Катя большим ватным тампоном быстрыми движениями стирала со всей ноги кровь. У Сани щипало в носу от спиртового запаха.

— Забавно, — заметила Катя. — У него рана там же, где у тебя.

Саня открыл было рот, чтобы спросить, но сейчас же закрыл, поглядев на хмурого Павла.

«Она его лечила, — подумал Саня. — Вот и знает, где у него на ноге шрам».

— Ой! — взвыл Саня. — Больно!

— Надо бы скобку поставить, но визгу будет, — Катино насмешливое лицо было совсем рядом, и от него пахло вишнёвыми карамельками, а водянисто-голубые глаза, опушённые длинными ресницами, глядели прямо в Санькины глаза.

— Ничего я не боюсь, — Санька отвернулся и затрясся от страха.
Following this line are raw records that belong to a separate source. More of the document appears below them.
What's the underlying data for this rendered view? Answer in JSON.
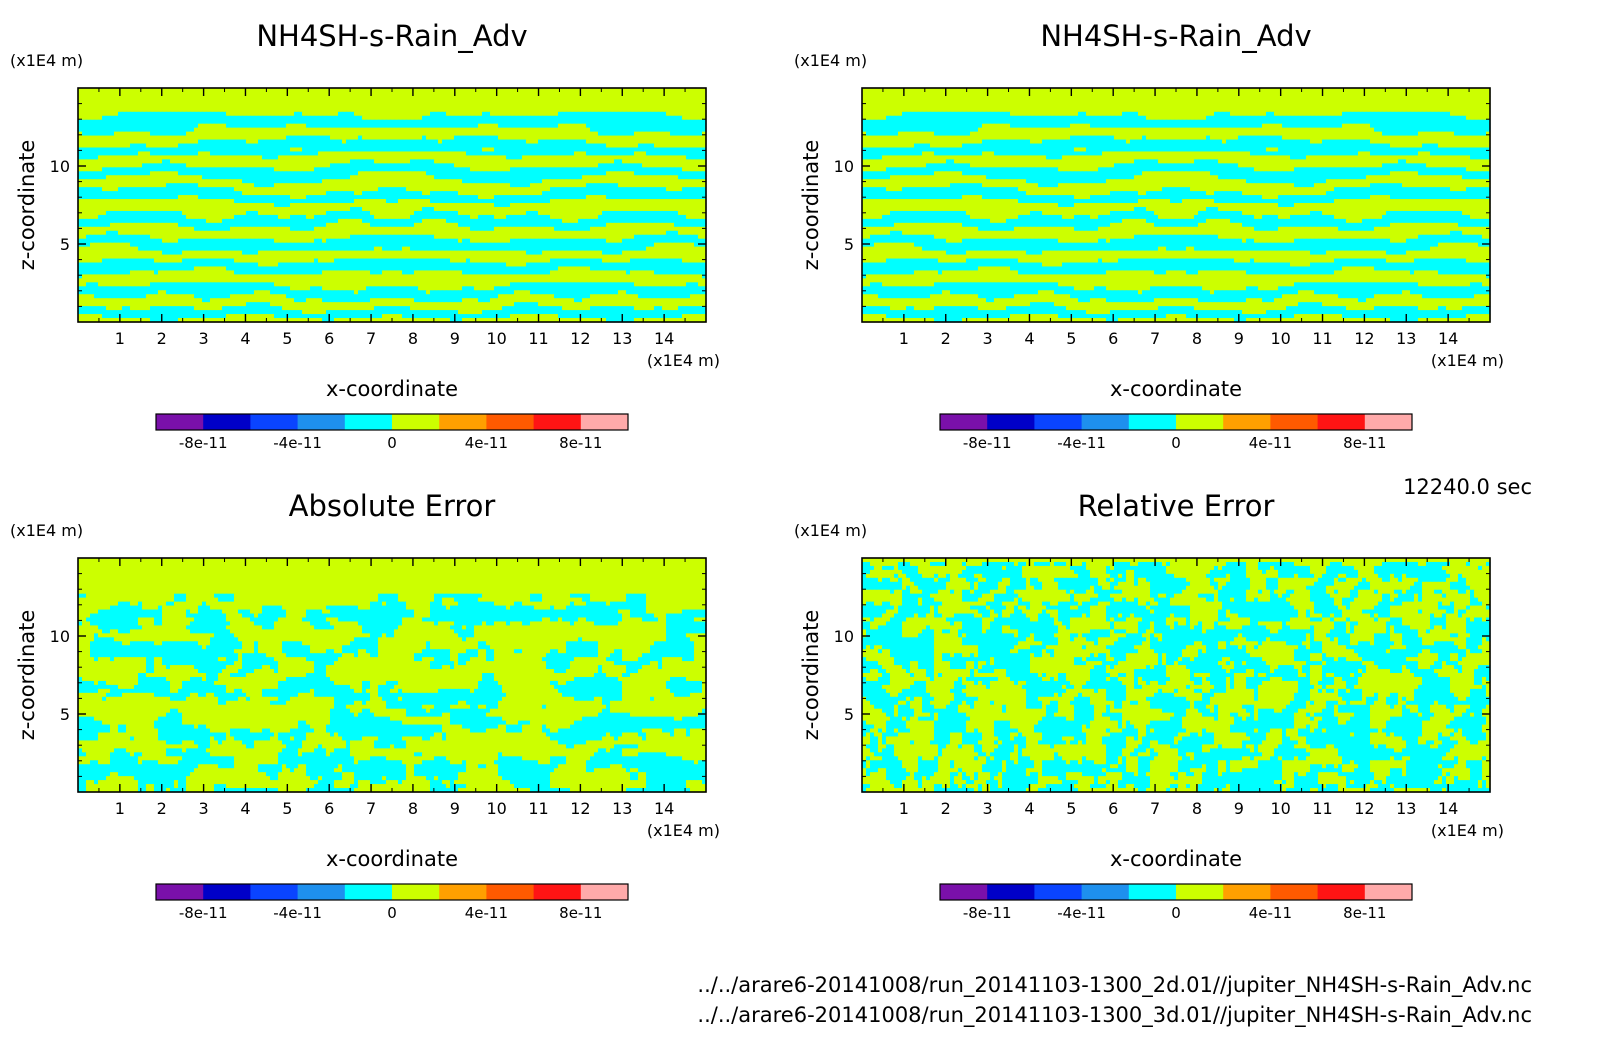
{
  "colors": {
    "background": "#ffffff",
    "field_positive": "#ccff00",
    "field_negative": "#00ffff",
    "colorbar": [
      "#7a10aa",
      "#0000c8",
      "#0a44ff",
      "#1e90ee",
      "#00ffff",
      "#ccff00",
      "#ffa000",
      "#ff5a00",
      "#ff1414",
      "#ffaaaa"
    ]
  },
  "axis_units": {
    "x": "(x1E4 m)",
    "z": "(x1E4 m)"
  },
  "panels": [
    {
      "title": "NH4SH-s-Rain_Adv",
      "pattern": "layered",
      "xlabel": "x-coordinate",
      "ylabel": "z-coordinate",
      "xlim": [
        0,
        15
      ],
      "ylim": [
        0,
        15
      ],
      "xticks": [
        "1",
        "2",
        "3",
        "4",
        "5",
        "6",
        "7",
        "8",
        "9",
        "10",
        "11",
        "12",
        "13",
        "14"
      ],
      "yticks": [
        "5",
        "10"
      ],
      "colorbar_labels": [
        "-8e-11",
        "-4e-11",
        "0",
        "4e-11",
        "8e-11"
      ]
    },
    {
      "title": "NH4SH-s-Rain_Adv",
      "pattern": "layered",
      "xlabel": "x-coordinate",
      "ylabel": "z-coordinate",
      "xlim": [
        0,
        15
      ],
      "ylim": [
        0,
        15
      ],
      "xticks": [
        "1",
        "2",
        "3",
        "4",
        "5",
        "6",
        "7",
        "8",
        "9",
        "10",
        "11",
        "12",
        "13",
        "14"
      ],
      "yticks": [
        "5",
        "10"
      ],
      "colorbar_labels": [
        "-8e-11",
        "-4e-11",
        "0",
        "4e-11",
        "8e-11"
      ]
    },
    {
      "title": "Absolute Error",
      "pattern": "noisy",
      "xlabel": "x-coordinate",
      "ylabel": "z-coordinate",
      "xlim": [
        0,
        15
      ],
      "ylim": [
        0,
        15
      ],
      "xticks": [
        "1",
        "2",
        "3",
        "4",
        "5",
        "6",
        "7",
        "8",
        "9",
        "10",
        "11",
        "12",
        "13",
        "14"
      ],
      "yticks": [
        "5",
        "10"
      ],
      "colorbar_labels": [
        "-8e-11",
        "-4e-11",
        "0",
        "4e-11",
        "8e-11"
      ]
    },
    {
      "title": "Relative Error",
      "pattern": "noisy_full",
      "xlabel": "x-coordinate",
      "ylabel": "z-coordinate",
      "xlim": [
        0,
        15
      ],
      "ylim": [
        0,
        15
      ],
      "xticks": [
        "1",
        "2",
        "3",
        "4",
        "5",
        "6",
        "7",
        "8",
        "9",
        "10",
        "11",
        "12",
        "13",
        "14"
      ],
      "yticks": [
        "5",
        "10"
      ],
      "colorbar_labels": [
        "-8e-11",
        "-4e-11",
        "0",
        "4e-11",
        "8e-11"
      ]
    }
  ],
  "time_label": "12240.0 sec",
  "file_paths": [
    "../../arare6-20141008/run_20141103-1300_2d.01//jupiter_NH4SH-s-Rain_Adv.nc",
    "../../arare6-20141008/run_20141103-1300_3d.01//jupiter_NH4SH-s-Rain_Adv.nc"
  ],
  "chart_data": [
    {
      "type": "heatmap",
      "title": "NH4SH-s-Rain_Adv",
      "xlabel": "x-coordinate",
      "ylabel": "z-coordinate",
      "x_unit": "(x1E4 m)",
      "z_unit": "(x1E4 m)",
      "xlim": [
        0,
        15
      ],
      "ylim": [
        0,
        15
      ],
      "x_ticks": [
        1,
        2,
        3,
        4,
        5,
        6,
        7,
        8,
        9,
        10,
        11,
        12,
        13,
        14
      ],
      "y_ticks": [
        5,
        10
      ],
      "colorbar_ticks": [
        "-8e-11",
        "-4e-11",
        "0",
        "4e-11",
        "8e-11"
      ],
      "color_levels": 10,
      "values_present": [
        "0 to 2e-11",
        "-2e-11 to 0"
      ]
    },
    {
      "type": "heatmap",
      "title": "NH4SH-s-Rain_Adv",
      "xlabel": "x-coordinate",
      "ylabel": "z-coordinate",
      "x_unit": "(x1E4 m)",
      "z_unit": "(x1E4 m)",
      "xlim": [
        0,
        15
      ],
      "ylim": [
        0,
        15
      ],
      "x_ticks": [
        1,
        2,
        3,
        4,
        5,
        6,
        7,
        8,
        9,
        10,
        11,
        12,
        13,
        14
      ],
      "y_ticks": [
        5,
        10
      ],
      "colorbar_ticks": [
        "-8e-11",
        "-4e-11",
        "0",
        "4e-11",
        "8e-11"
      ],
      "color_levels": 10,
      "values_present": [
        "0 to 2e-11",
        "-2e-11 to 0"
      ]
    },
    {
      "type": "heatmap",
      "title": "Absolute Error",
      "xlabel": "x-coordinate",
      "ylabel": "z-coordinate",
      "x_unit": "(x1E4 m)",
      "z_unit": "(x1E4 m)",
      "xlim": [
        0,
        15
      ],
      "ylim": [
        0,
        15
      ],
      "x_ticks": [
        1,
        2,
        3,
        4,
        5,
        6,
        7,
        8,
        9,
        10,
        11,
        12,
        13,
        14
      ],
      "y_ticks": [
        5,
        10
      ],
      "colorbar_ticks": [
        "-8e-11",
        "-4e-11",
        "0",
        "4e-11",
        "8e-11"
      ],
      "color_levels": 10,
      "values_present": [
        "0 to 2e-11",
        "-2e-11 to 0"
      ]
    },
    {
      "type": "heatmap",
      "title": "Relative Error",
      "xlabel": "x-coordinate",
      "ylabel": "z-coordinate",
      "x_unit": "(x1E4 m)",
      "z_unit": "(x1E4 m)",
      "xlim": [
        0,
        15
      ],
      "ylim": [
        0,
        15
      ],
      "x_ticks": [
        1,
        2,
        3,
        4,
        5,
        6,
        7,
        8,
        9,
        10,
        11,
        12,
        13,
        14
      ],
      "y_ticks": [
        5,
        10
      ],
      "colorbar_ticks": [
        "-8e-11",
        "-4e-11",
        "0",
        "4e-11",
        "8e-11"
      ],
      "color_levels": 10,
      "values_present": [
        "0 to 2e-11",
        "-2e-11 to 0"
      ]
    }
  ]
}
— Клизму ему надо поставить, а не скобку, чтобы мозги прочистить, — Павел сел на кушетку у другой стены, потянул было из кармана пачку сигарет, но, бросив взгляд на Катину спину, тут же спрятал обратно. — Ты, Кать, его не слушай, делай всё как надо.

— Какой ты, Паша, железобетонный, — Катя обвела вокруг раны тампоном, смоченным в зелёнке, и, стянув края раны, залепила пластырем. — Сверху бинтиком замотаем, — прокомментировала она свои действия. — И полный порядок. Может, чайком вас угостить?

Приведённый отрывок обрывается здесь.